Вначале Матису показалось, что брат переменил разговор, чтобы скрыть свои настоящие мысли и намерения, так явно обнаруженные поначалу. Но когда Тынис стал расписывать купленные у датчан почти новые наборы парусов, все эти стаксели, марсели и брамсели, его слова показались брату искренними - может быть, еще и оттого, что Матис сам легко загорался, говоря о пар уса х. Он с мальчишеских лет любил налаживать паруса, и уж что-что, а по парусам его лодка была лучшей на всем побережье.

Так разговором о парусах и закончилась их беседа. Уставший от долгого пути Тынис вскоре зашагал в Каугатома.
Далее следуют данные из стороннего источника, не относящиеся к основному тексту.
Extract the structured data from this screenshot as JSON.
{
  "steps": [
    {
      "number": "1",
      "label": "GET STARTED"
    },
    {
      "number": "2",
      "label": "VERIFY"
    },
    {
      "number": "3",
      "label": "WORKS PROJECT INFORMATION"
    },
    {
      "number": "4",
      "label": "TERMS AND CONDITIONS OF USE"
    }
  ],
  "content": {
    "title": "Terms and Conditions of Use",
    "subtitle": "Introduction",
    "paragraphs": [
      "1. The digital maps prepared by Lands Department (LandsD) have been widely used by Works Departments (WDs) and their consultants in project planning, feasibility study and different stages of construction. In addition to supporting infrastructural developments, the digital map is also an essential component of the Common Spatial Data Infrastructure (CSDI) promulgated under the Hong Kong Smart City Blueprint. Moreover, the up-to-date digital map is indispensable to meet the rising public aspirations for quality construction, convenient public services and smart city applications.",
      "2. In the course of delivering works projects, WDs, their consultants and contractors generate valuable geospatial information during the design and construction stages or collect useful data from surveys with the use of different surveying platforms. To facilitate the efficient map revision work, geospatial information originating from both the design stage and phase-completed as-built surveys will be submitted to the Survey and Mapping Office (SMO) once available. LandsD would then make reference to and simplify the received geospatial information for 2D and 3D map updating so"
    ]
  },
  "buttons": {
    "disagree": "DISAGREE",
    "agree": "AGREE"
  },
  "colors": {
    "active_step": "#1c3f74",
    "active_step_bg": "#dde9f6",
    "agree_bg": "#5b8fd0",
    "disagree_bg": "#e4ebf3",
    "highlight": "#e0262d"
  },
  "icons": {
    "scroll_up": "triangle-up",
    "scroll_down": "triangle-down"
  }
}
И так как на другой день Тынис больше слушал разговоры и ругань мужиков, чем говорил сам, его вчерашняя вспышка показалась теперь Матису только проявлением оскорбленного самолюбия, за которым не крылось, вероятно, ничего серьезного.

Но разве было у Матиса время размышлять о Тынисе, о брате, «помазанном» капитанскими документами и деньгами, и защитить его от «лукавого всегда», как просил слепой Каарли господа бога в своей песне о царе?

За неделю до Юрьева дня Матис со своей семьей переселился из Кюласоо в бобыльскую хибарку хутора Рыуна-Ревала. Тяжелая ежедневная работа на постройке корабля была для них отчасти и спасением; без нее еще горше давил бы вынужденный уход со своего насиженного места. Да и теперь не легко было это перенести, особенно женщинам - Вийе и старой Ану; они похоронили в Кюласоо свои лучшие годы, обходя летом, сначала с косой, а потом с граблями, покосы Кюласоо, собирая меж камнями и кустами былинки на зиму для лошади и коровы, топча болотистые пастбища хутора Кюласоо и бредя согнувшись за сохой на его скудных полях, а еще приходилось работать и на мызу, в оплату за это Кюласоо - возить гравий на назначенный волостью участок дороги, осенью обрывать руки на молотьбе, а зимой сновать через высокие пороги гуменной избы. Каждое дерево, каждый куст, каждый замшелый камень в поле - все стало родным и близким с тех лор, как их (одну - четвертью века раньше, другую позже) невестами привезли в этот бедный арендный хутор.

Здесь вкусили они свои короткие светлые часы радости, здесь они молча переносили нескончаемые дни забот и горестей, здесь они рожали детей, провожали их отсюда на чужбину, а некоторых тут же малютками укладывали в гроб. Здесь, в арендном хуторе Кюласоо, они похоронили всю свою силу, ни разу не взглянув на далекий мир, как это все же порой удавалось мужчинам, плававшим по морям или уходившим на большую землю строить чужие дома. Вот почему, бредя за подводой в направлении Рыуна-Ревала, Вийя проливала потоки слез, а старая Ану казалась более сгорбленной, чем когда-либо прежде, в то время как Матис, сидя на возу и понукая лошадь, лишь сердито покашливал и время от времени поругивался, да и то больше про себя, чем вслух.